13. Januar 2020 22:03

Politik

"Geistliche, haut ab!": Proteste gegen iranische Führung

Im Iran haben sich die regierungskritischen Proteste den dritten Tag in Folge fortgesetzt. Im Internet verbreitete Videos zeigten am Montag Studenten in der Hauptstadt Teheran und in Isfahan, die vor den Universitäten auf die Straße gingen und ihrem Unmut über die Führung des Landes Luft machten.

Sie skandierten: "Geistliche, haut ab!" Den Bildern zufolge könnten es Hunderte von Demonstranten gewesen sein. Zu sehen war auch, wie Bereitschaftspolizisten in den Straßen Stellung bezogen.

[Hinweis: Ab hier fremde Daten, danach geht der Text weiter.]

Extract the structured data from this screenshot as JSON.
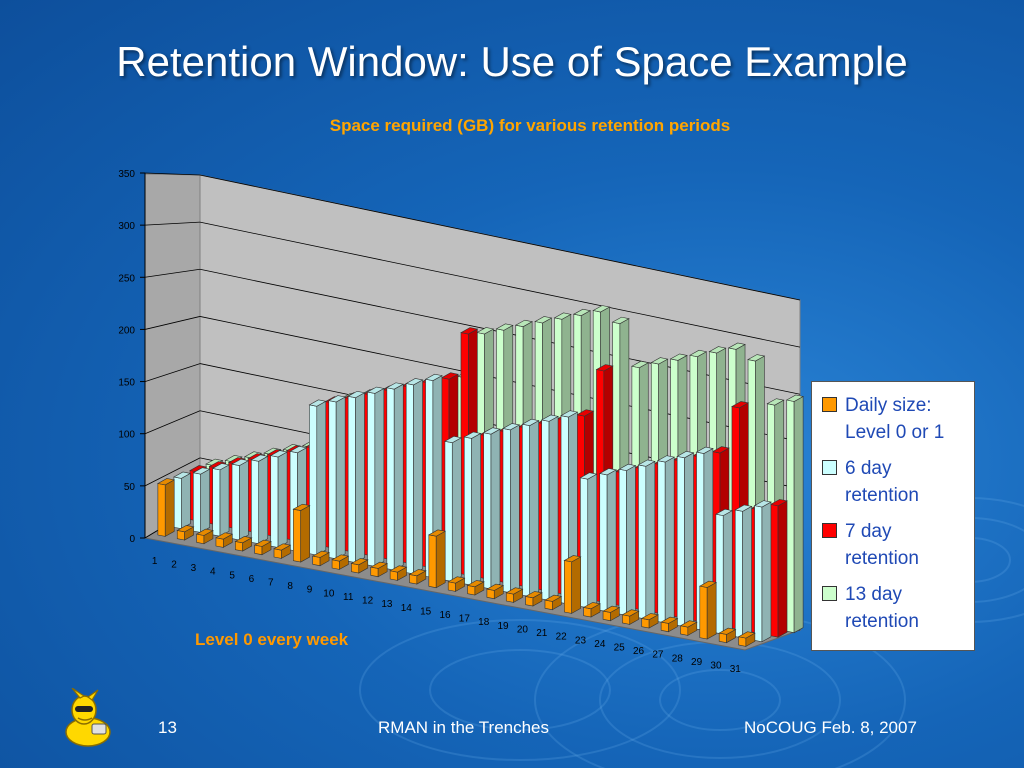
{
  "slide": {
    "title": "Retention Window: Use of Space Example",
    "slide_number": "13",
    "footer_center": "RMAN in the Trenches",
    "footer_right": "NoCOUG Feb. 8, 2007",
    "mascot_icon": "yellow-cartoon-mascot-icon"
  },
  "chart_data": {
    "type": "bar",
    "subtype": "3d-clustered-column",
    "title": "Space required (GB) for various retention periods",
    "annotation": "Level 0 every week",
    "xlabel": "",
    "ylabel": "",
    "ylim": [
      0,
      350
    ],
    "yticks": [
      0,
      50,
      100,
      150,
      200,
      250,
      300,
      350
    ],
    "grid": true,
    "legend_position": "right",
    "categories": [
      "1",
      "2",
      "3",
      "4",
      "5",
      "6",
      "7",
      "8",
      "9",
      "10",
      "11",
      "12",
      "13",
      "14",
      "15",
      "16",
      "17",
      "18",
      "19",
      "20",
      "21",
      "22",
      "23",
      "24",
      "25",
      "26",
      "27",
      "28",
      "29",
      "30",
      "31"
    ],
    "series": [
      {
        "name": "Daily size: Level 0 or 1",
        "color": "#ff9900",
        "values": [
          50,
          8,
          8,
          8,
          8,
          8,
          8,
          50,
          8,
          8,
          8,
          8,
          8,
          8,
          50,
          8,
          8,
          8,
          8,
          8,
          8,
          50,
          8,
          8,
          8,
          8,
          8,
          8,
          50,
          8,
          8
        ]
      },
      {
        "name": "6 day retention",
        "color": "#ccffff",
        "values": [
          50,
          58,
          66,
          74,
          82,
          90,
          98,
          148,
          156,
          164,
          172,
          180,
          188,
          196,
          138,
          146,
          154,
          162,
          170,
          178,
          186,
          128,
          136,
          144,
          152,
          160,
          168,
          176,
          118,
          126,
          134
        ]
      },
      {
        "name": "7 day retention",
        "color": "#ff0000",
        "values": [
          50,
          58,
          66,
          74,
          82,
          90,
          98,
          148,
          156,
          164,
          172,
          180,
          188,
          196,
          246,
          146,
          154,
          162,
          170,
          178,
          186,
          236,
          136,
          144,
          152,
          160,
          168,
          176,
          226,
          126,
          134
        ]
      },
      {
        "name": "13 day retention",
        "color": "#ccffcc",
        "values": [
          50,
          58,
          66,
          74,
          82,
          90,
          98,
          148,
          156,
          164,
          172,
          180,
          188,
          196,
          246,
          254,
          262,
          270,
          278,
          286,
          294,
          286,
          244,
          252,
          260,
          268,
          276,
          284,
          276,
          234,
          242
        ]
      }
    ]
  }
}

Die Proteste hatten am Samstag begonnen, nachdem das iranische Militär zugegeben hatte, am Mittwoch ein ukrainisches Verkehrsflugzeug versehentlich abgeschossen zu haben. Zuvor hatte die Regierung dies vehement bestritten. Bei dem Absturz starben alle 176 Insassen, größtenteils Iraner und iranischstämmige Kanadier. Unter anderen handelte es sich um Studenten, die nach Kanada zurückkehren wollen. Darauf Bezug nehmend riefen die Demonstranten vor der Universität in Teheran: "Sie haben unsere Eliten getötet und sie mit Klerikern ersetzt."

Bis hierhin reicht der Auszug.